MobileRead Forums - View Single Post

nrapallo · 03-17-2009, 08:38 AM

Quote:

Originally Posted by Hadrien

We don't do this, Wired does. Cleaning up RSS feeds is incredibly annoying believe me: messy XHTML, wrong character encoding, entities encoded twice etc...

It's OK, I try and cope with badly coded (at the source) RSS feeds by RegEx'ing a workable solution as well as quirks and limitations of the eBook Publisher software I rely on within Mobi2IMP.
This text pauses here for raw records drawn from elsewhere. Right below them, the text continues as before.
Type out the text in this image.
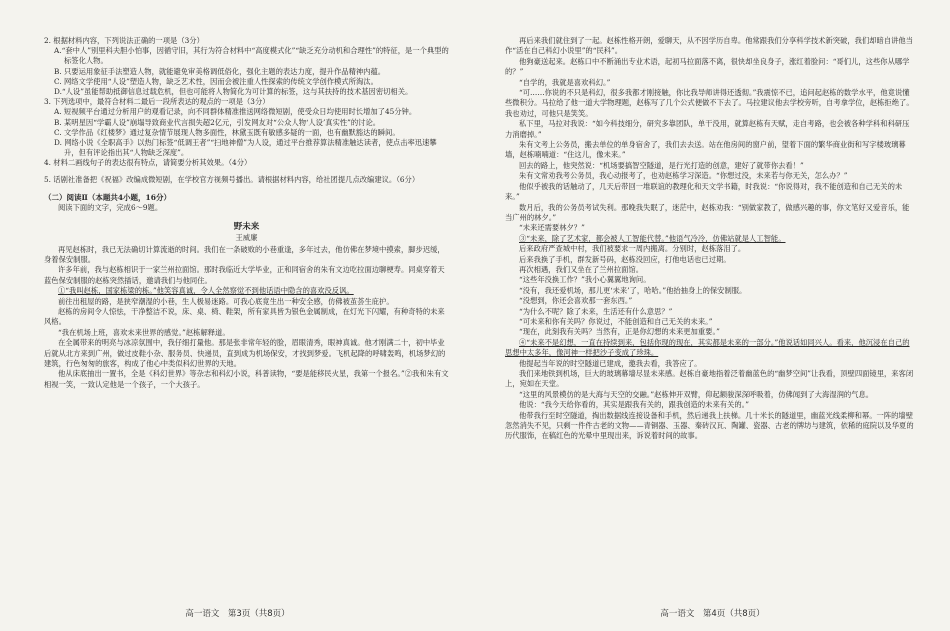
2. 根据材料内容，下列说法正确的一项是（3分）

A.“套中人”别里科夫胆小怕事，因循守旧，其行为符合材料中“高度模式化”“缺乏充分动机和合理性”的特征，是一个典型的标签化人物。

B. 只要运用象征手法塑造人物，就能避免审美格调低俗化，强化主题的表达力度，提升作品精神内蕴。

C. 网络文学使用“人设”塑造人物，缺乏艺术性，因而会被注重人性探索的传统文学创作模式所淘汰。

D.“人设”虽能帮助抵御信息过载危机，但也可能将人物简化为可计算的标签，这与其扶持的技术基因密切相关。

3. 下列选项中，最符合材料二最后一段所表达的观点的一项是（3分）

A. 短视频平台通过分析用户的观看记录，向不同群体精准推送网络微短剧，使受众日均使用时长增加了45分钟。

B. 某明星因“学霸人设”崩塌导致商业代言损失超2亿元，引发网友对“公众人物‘人设’真实性”的讨论。

C. 文学作品《红楼梦》通过复杂情节展现人物多面性，林黛玉既有敏感多疑的一面，也有幽默豁达的瞬间。

D. 网络小说《全职高手》以热门标签“低调王者”“扫地神僧”为人设，通过平台推荐算法精准触达读者，使点击率迅速攀升，但有评论指出其“人物缺乏深度”。

4. 材料二画线句子的表达很有特点，请简要分析其效果。（4分）

5. 话剧社准备把《祝福》改编成微短剧，在学校官方视频号播出。请根据材料内容，给社团提几点改编建议。（6分）

（二）阅读Ⅱ（本题共4小题，16分）

阅读下面的文字，完成6～9题。

野未来
王威廉

再见赵栋时，我已无法确切计算流逝的时间。我们在一条破败的小巷重逢，多年过去，他仿佛在梦境中摸索，脚步迟缓，身着保安制服。

许多年前，我与赵栋相识于一家兰州拉面馆。那时我临近大学毕业，正和同宿舍的朱有文边吃拉面边聊梗寿。同桌穿着天蓝色保安制服的赵栋突然插话，邀请我们与他同住。

①“我叫赵栋，国家栋梁的栋。”他笑容真诚，令人全然察觉不到他话语中隐含的喜欢没反讽。

前往出租屋的路，是狭窄潮湿的小巷，生人极易迷路。可我心底竟生出一种安全感，仿佛被茧荟生庇护。

赵栋的房间令人惊怯，干净整洁不说，床、桌、椅、鞋架，所有家具皆为银色金属制成，在灯光下闪耀，有种奇特的未来风格。

“我在机场上班，喜欢未来世界的感觉。”赵栋解释道。

在全属带来的明亮与冰凉氛围中，我仔细打量他。那是张非常年轻的脸，眉眼清秀，眼神真诚。他才刚满二十，初中毕业后就从北方来到广州，做过皮鞋小杂、服务员、快递员，直到成为机场保安，才找到梦爱。飞机起降的呼啸轰鸣，机场梦幻的建筑，行色匆匆的旅客，构成了他心中类似科幻世界的天地。

他从床底抽出一置书，全是《科幻世界》等杂志和科幻小说，科普读物，“要是能移民火星，我第一个报名。”②我和朱有文相视一笑，一致认定他是一个孩子，一个大孩子。

高一语文　第3页（共8页）

再后来我们就住到了一起。赵栋性格开朗，爱聊天，从不因学历自卑。他常跟我们分享科学技术新突破，我们却暗自讲他当作“活在自己科幻小说里”的“民科”。

他狗豪送起来。赵栋口中不断涌出专业术语，起初马拉面落不离，很快却坐良身子，涨红着脸问：“哥们儿，这些你从哪学的？”

“自学的，我就是喜欢科幻。”

“可……你说的不只是科幻，很多我都才刚接触，你比我导师讲得还透彻。”我震惊不已，追问起赵栋的数学水平，他竟说懂些微积分。马拉给了他一道大学物理题，赵栋写了几个公式便做不下去了。马拉建议他去学校旁听，自考拿学位，赵栋拒绝了。我也劝过，可他只是笑笑。

私下里，马拉对我说：“如今科技细分，研究多靠团队，单干没用，就算赵栋有天赋，走自考路，也会被各种学科和科研压力消磨掉。”

朱有文考上公务员，搬去单位的单身宿舍了，我们去去送。站在他房间的窗户前，望着下面的繁华商业街和写字楼玻璃幕墙，赵栋喃喃道：“住这儿，像未来。”

回去的路上，他突然说：“机场要搞智空隧道，是行光打造的创意，建好了就带你去看！”

朱有文常劝我考公务员，我心动报考了，也劝赵栋学习深造。“你想过没，未来若与你无关，怎么办？”

他似乎被我的话触动了，几天后带回一堆联谊的教理化和天文学书籍，时我说：“你说得对，我不能创造和自己无关的未来。”

数月后，我的公务员考试失利。那晚我失眠了，迷茫中，赵栋劝我：“别做家教了，做感兴趣的事，你文笔好又爱音乐，能当广州的林夕。”

“未来还需要林夕？”

③“未来，除了艺术家，都会被人工智能代替。”他语气冷冷，仿佛站就是人工智能。

后来政府严查城中村，我们被要求一周内搬离。分别时，赵栋落泪了。

后来我换了手机，群发新号码，赵栋没回应，打他电话也已过期。

再次相遇，我们又坐在了兰州拉面馆。

“这些年没换工作？”我小心翼翼地询问。

“没有，我还爱机场，那儿更‘未来’了，哈哈。”他抬抽身上的保安制服。

“没想到，你还会喜欢那一套东西。”

“为什么不呢？除了未来，生活还有什么意思？”

“可未来和你有关吗？你说过，不能创造和自己无关的未来。”

“现在，此刻我有关吗？当然有，正是你幻想的未来更加重要。”

④“未来不是幻想，一直在持续到来，包括你现的现在，其实都是未来的一部分。”他说话如同兴人。看来，他沉浸在自己的思想中太多年，像河神一样把沙子变成了珍珠。

他提起当年说的时空隧道已建成，邀我去看，我答应了。

我们来地铁到机场，巨大的玻璃幕墙尽显未来感。赵栋自豪地指着泛着幽蓝色的“幽梦空间”让我看，顶壁四面镜里，来客闭上，宛如在天堂。

“这里的风景模仿的是大海与天空的交融。”赵栋伸开双臂，仰起额骏深深呼吸着，仿佛闻到了大海湿润的气息。

他说：“我今天给你看的，其实是跟我有关的，跟我创造的未来有关的。”

他带我行至时空隧道，掏出数据线连接设备和手机，然后递我上扶梯。几十米长的隧道里，幽蓝光线柔柳和幂。一阵的墙壁忽然消失不见，只剩一件件古老的文物——青铜器、玉器、秦砖汉瓦、陶罐、瓷器、古老的牌坊与建筑，依稀的庭院以及华夏的历代服饰，在稿红色的光晕中里现出来，诉说着时间的故事。

高一语文　第4页（共8页）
I'm currently updating Mobi2IMP to properly convert your Feedbooks.com feeds (stored in mobipocket format) and I think I can say I'm winning the battle.

Most of the times, the resulting conversion does work as it's supposed to!

BTW, Hadrien, there's one quirk that you may try and fix. I did notice (though I can't off hand remember where I saw this) in some exploded .mobi RSS feeds that the HTML tag <br \> was used. I needed to substitute <br /> instead.

Here's my solution, utilized to properly convert your RSS feeds, written as Perl RegEx:

Code:

#fix up feedbooks.com news feeds quirks 
$html =~ s/<br(\s)*\\>/<br \/>/gi;
$html =~ s/<a href([^>]*)><a name([^>]*)><\/a>/<a name$2><\/a><a href$1>/gi;